Pendant près de dix minutes, on ne savait pas dans quel sens ça allait basculer. L'émeute ou la solidarité ? La colère ou l'hymne ? La casse ou la chair de poule ? Le coeur de tous ou la pierre de chacun ? Un seul homme debout ou dix mille peuples assis ? C'était juste après la fin du match contre l'Egypte. Habitués depuis une année à voler dans les airs rien qu'avec un refrain et deux drapeaux, les Algériens ont vécu d'abord la défaite durement. Douloureusement. On ne comprenait pas. Et on devinait l'affreux temps vide qui va s'installer avant le mondial en Afrique du Sud nous qui étions habitués à être heureux et qui avions pris goût aux miracles et à l'espoir. Nous qui n'étions que du plastique en 2008 et depuis des décennies, et qui avions investi cette équipe nationale de la mission de nous faire marcher sur la lune. Car dans le procès du match du jeudi, aucun algérien n'en voulait pas à cette EN : elle nous avait donné les plus grandes joies depuis des années et des années. Par transfert facile, nous y avons mis nos espoirs, nos attentes et nos joies et même nos attentes de révolution d'indépendance vis-à-vis de tout ce qui s'est imposé à nous comme colonisations douces, pernicieuses ou violentes. Les Algériens n'ont pas oublié que si cette EN n'a pas ramené la coupe, elle nous a restitué le drapeau, l'hymne, la terre et la fierté. Jamais de mémoire d'algériens depuis l'indépendance, le drapeau n'a autant ressemblé à la peau du coeur de chacun de nous, vieillards ou enfants à naître.

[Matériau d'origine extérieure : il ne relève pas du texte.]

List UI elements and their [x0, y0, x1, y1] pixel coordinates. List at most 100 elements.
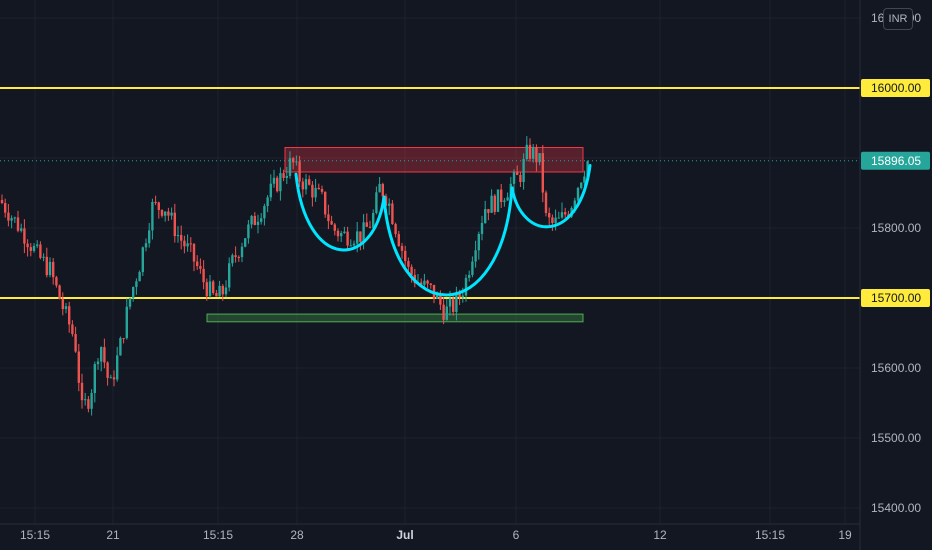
candles — [0, 136, 589, 416]
candle-body — [426, 280, 429, 284]
candle-body — [93, 364, 96, 394]
candle-body — [151, 201, 154, 231]
candle-body — [535, 147, 538, 163]
candle-body — [144, 243, 148, 248]
candle-body — [474, 250, 477, 262]
horizontal-levels — [0, 87, 860, 299]
candle-body — [205, 282, 208, 297]
pattern-arc-1 — [294, 172, 386, 252]
candle-body — [458, 293, 461, 298]
candle-body — [215, 293, 218, 297]
candle-body — [493, 195, 496, 212]
y-tick-label: 15500.00 — [871, 431, 921, 445]
candle-body — [10, 218, 13, 221]
candle-body — [314, 187, 317, 198]
candle-body — [362, 222, 365, 242]
candle-body — [445, 306, 448, 320]
candle-body — [176, 235, 180, 237]
candle-body — [125, 306, 128, 339]
candle-body — [244, 238, 247, 247]
candle-body — [506, 197, 509, 201]
candle-body — [288, 158, 292, 176]
candle-body — [221, 285, 224, 295]
candle-body — [228, 263, 231, 288]
candle-body — [468, 274, 471, 278]
candle-body — [372, 213, 375, 228]
candle-body — [250, 215, 253, 225]
candle-body — [122, 338, 125, 340]
candle-body — [196, 261, 199, 267]
price-label: 15896.05 — [871, 154, 921, 168]
candle-body — [272, 177, 276, 184]
y-tick-label: 15800.00 — [871, 221, 921, 235]
candle-body — [4, 203, 7, 213]
candle-body — [180, 235, 183, 241]
zones — [206, 147, 584, 323]
candle-body — [212, 281, 215, 294]
candle-body — [573, 200, 576, 208]
x-tick-label: Jul — [396, 528, 413, 542]
candle-body — [503, 200, 506, 203]
candle-body — [234, 255, 237, 257]
candle-body — [96, 361, 100, 365]
currency-badge[interactable]: INR — [883, 8, 913, 30]
candle-body — [327, 214, 330, 222]
candle-body — [42, 256, 45, 258]
candle-body — [404, 250, 407, 262]
candle-body — [218, 285, 221, 297]
candle-body — [260, 218, 263, 222]
pattern-arc-2 — [382, 186, 514, 297]
candle-body — [132, 287, 135, 299]
x-tick-label: 15:15 — [203, 528, 233, 542]
candle-body — [586, 161, 589, 177]
candle-body — [269, 183, 272, 198]
candle-body — [138, 272, 141, 282]
candle-body — [170, 212, 173, 216]
price-label-bg — [861, 79, 930, 97]
candle-body — [551, 217, 554, 224]
candle-body — [61, 299, 64, 309]
candle-body — [487, 209, 490, 213]
candle-body — [519, 174, 522, 183]
candle-body — [471, 261, 474, 275]
price-label-bg — [861, 151, 930, 170]
candle-body — [13, 217, 16, 219]
candle-body — [192, 243, 196, 262]
candle-body — [528, 144, 532, 159]
candle-body — [336, 230, 340, 237]
candle-body — [359, 231, 362, 242]
y-tick-label: 15600.00 — [871, 361, 921, 375]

 D'où ce qui s'est passé après le match : des milliers et des milliers d'algériens dans les rues pour faire la fête contre la défaite et le béninois et son arbitrage. Bien sûr, beaucoup pensent que les foules ont été actionnées, encouragées à «sortir», car, comme les Egyptiens qui se sont inventé un ennemi imaginaire après Oum Dormane, ici chez nous il fallait gérer la soupape et négocier le virage dangereux de l'explosion possible. Sauf que ce n'est pas à un effet de foule qu'on a assisté mais à un effet de peuple. Le mot est pompeux mais il n'y a pas mieux. Les Algériens sont aujourd'hui dopés à l'espoir et ce courant de fond a besoin de victoires, de sens et d'un programme de conquêtes cosmiques, musculaires ou autres, sinon il va se retourner contre le plus proche. Il y a un an, nous n'étions que des «arabes» de seconde couche, des Maghrébins périphériques de ce Moyen-Orient prétentieux, nous n'étions que des Algériens rescapés de notre dernière guerre contre nous-mêmes, nous n'avions pas de drapeau ni beaucoup de chansons, nous étions tristes, infréquentables et nous nous détestions nous-mêmes, les uns les autres. Il y a un an seulement, nous étions des gens morts qui mâchaient du pain se battaient pour de la semoule ou un faux hadith ou un yaourt périmé. Et en un an seulement, quelque chose nous a été restituée. Nous avons perdu un match, mais il est évident que tout le reste de ce que nous apporté cette équipe, nous l'avons gardé : la fierté, la confiance en soi, le drapeau, les chants, les pleurs de joies, les klaxons, la couleur verte de l'espoir, la solidarité, la vie et la gloire. Merci Saâdane. Merci les «verts».